The most promising theories of quantum gravity explored so far have been found within the context of string theory. In string theory, fundamental objects are not point-like particles, but instead are extended objects, including one-dimensional strings.
Research into string theory has revealed a number of strange things. For example, it was discovered in the 1980s that string theories are only mathematically consistent if the universe contains extra spatial dimensions—extra dimensions that are similar in many respects to those originally proposed by Theodor Kaluza.
Although string theory remains a major area of research in modern physics, there is still much we don’t understand about it. And we don’t know for sure whether it will ever lead to a viable theory of everything.
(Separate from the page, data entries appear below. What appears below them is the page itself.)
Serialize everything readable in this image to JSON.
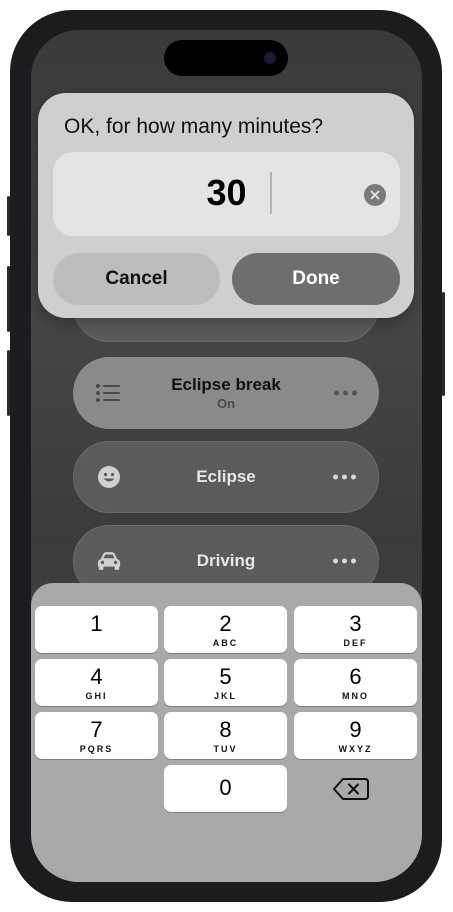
{
  "dialog": {
    "title": "OK, for how many minutes?",
    "value": "30",
    "cancel_label": "Cancel",
    "done_label": "Done"
  },
  "focus_list": [
    {
      "name": "Eclipse break",
      "status": "On",
      "icon": "list-icon"
    },
    {
      "name": "Eclipse",
      "icon": "smiley-face-icon"
    },
    {
      "name": "Driving",
      "icon": "car-icon"
    }
  ],
  "keypad": {
    "keys": [
      {
        "digit": "1",
        "letters": ""
      },
      {
        "digit": "2",
        "letters": "ABC"
      },
      {
        "digit": "3",
        "letters": "DEF"
      },
      {
        "digit": "4",
        "letters": "GHI"
      },
      {
        "digit": "5",
        "letters": "JKL"
      },
      {
        "digit": "6",
        "letters": "MNO"
      },
      {
        "digit": "7",
        "letters": "PQRS"
      },
      {
        "digit": "8",
        "letters": "TUV"
      },
      {
        "digit": "9",
        "letters": "WXYZ"
      },
      {
        "digit": "0",
        "letters": ""
      }
    ],
    "backspace_icon": "backspace-icon"
  },
  "colors": {
    "phone_frame": "#1c1c1e",
    "done_button": "#6e6e6e",
    "cancel_button": "#bdbdbd"
  }
}
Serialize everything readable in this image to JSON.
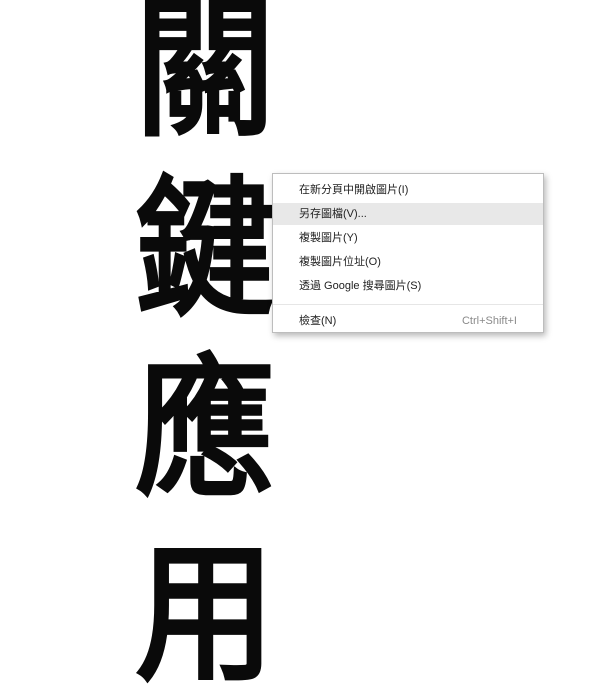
{
  "calligraphy": {
    "characters": [
      "關",
      "鍵",
      "應",
      "用"
    ]
  },
  "context_menu": {
    "items": [
      {
        "label": "在新分頁中開啟圖片(I)",
        "hovered": false
      },
      {
        "label": "另存圖檔(V)...",
        "hovered": true
      },
      {
        "label": "複製圖片(Y)",
        "hovered": false
      },
      {
        "label": "複製圖片位址(O)",
        "hovered": false
      },
      {
        "label": "透過 Google 搜尋圖片(S)",
        "hovered": false
      }
    ],
    "inspect": {
      "label": "檢查(N)",
      "shortcut": "Ctrl+Shift+I"
    }
  },
  "colors": {
    "ink": "#0a0a0a",
    "menu_hover": "#e8e8e8",
    "menu_border": "#bdbdbd",
    "shortcut_text": "#8a8a8a"
  }
}
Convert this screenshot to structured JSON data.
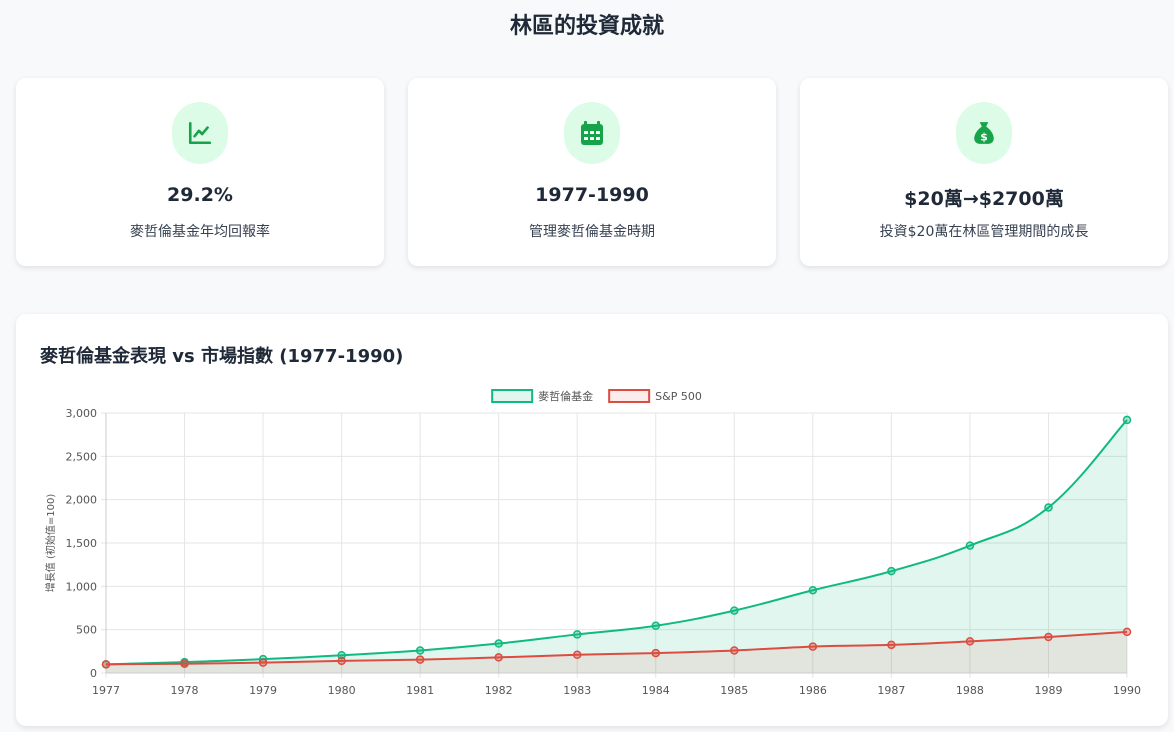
{
  "page": {
    "title": "林區的投資成就"
  },
  "stats": [
    {
      "icon": "chart-line-icon",
      "value": "29.2%",
      "label": "麥哲倫基金年均回報率"
    },
    {
      "icon": "calendar-icon",
      "value": "1977-1990",
      "label": "管理麥哲倫基金時期"
    },
    {
      "icon": "money-bag-icon",
      "value": "$20萬→$2700萬",
      "label": "投資$20萬在林區管理期間的成長"
    }
  ],
  "chart": {
    "title": "麥哲倫基金表現 vs 市場指數 (1977-1990)"
  },
  "colors": {
    "accent": "#16a34a",
    "accent_bg": "#dcfce7",
    "fund_line": "#10b981",
    "fund_fill": "rgba(16,185,129,0.12)",
    "sp_line": "#dc4c41",
    "sp_fill": "rgba(220,76,65,0.10)"
  },
  "chart_data": {
    "type": "line",
    "x": [
      "1977",
      "1978",
      "1979",
      "1980",
      "1981",
      "1982",
      "1983",
      "1984",
      "1985",
      "1986",
      "1987",
      "1988",
      "1989",
      "1990"
    ],
    "series": [
      {
        "name": "麥哲倫基金",
        "values": [
          100,
          125,
          160,
          205,
          260,
          340,
          445,
          545,
          720,
          955,
          1175,
          1470,
          1910,
          2920
        ]
      },
      {
        "name": "S&P 500",
        "values": [
          100,
          107,
          120,
          140,
          155,
          180,
          210,
          230,
          260,
          305,
          325,
          365,
          415,
          475
        ]
      }
    ],
    "title": "",
    "xlabel": "",
    "ylabel": "增長值 (初始值=100)",
    "ylim": [
      0,
      3000
    ],
    "yticks": [
      0,
      500,
      1000,
      1500,
      2000,
      2500,
      3000
    ],
    "ytick_labels": [
      "0",
      "500",
      "1,000",
      "1,500",
      "2,000",
      "2,500",
      "3,000"
    ],
    "grid": true,
    "legend": "top-center",
    "fill": true
  }
}
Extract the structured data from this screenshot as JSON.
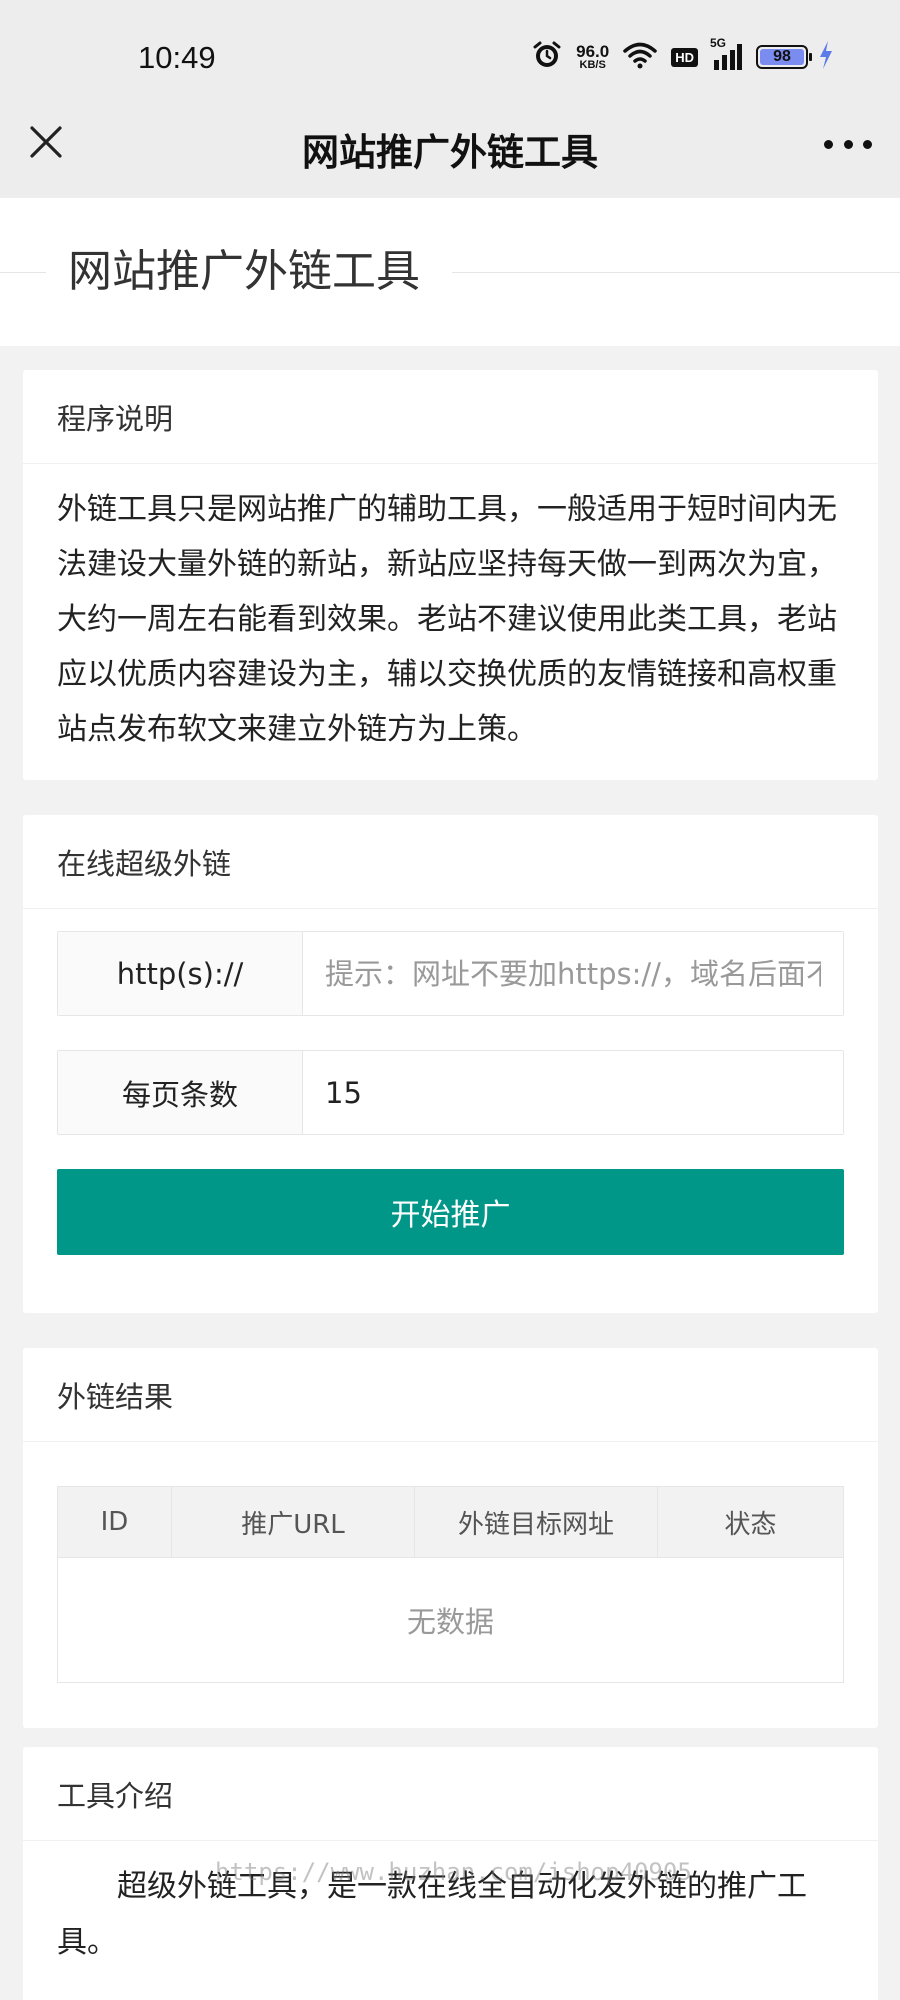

In many ways, these modern unified theories have very little in common with those explored by Einstein. But in spirit, they are trying to answer the same kinds of questions. They are each trying to explain as much about our world as possible, as simply as they possibly can.
Common Questions about Einstein’s Failed Unified Theory and Its future
Einstein’s unified field theory was an attempt to unify the fundamental theories of electromagnetic and general relativity into a single theoretical framework.
There are at least 10 dimensions of space in string theory, in addition to time which is considered as the 11th dimension. Although some physicists believe there are more than 11 dimensions.
Gravity is not a dimension. It’s a fundamental force that is visualized as a bend in space and time.
In everyday life, we encounter three known dimensions: height, width, and depth which are already known for centuries.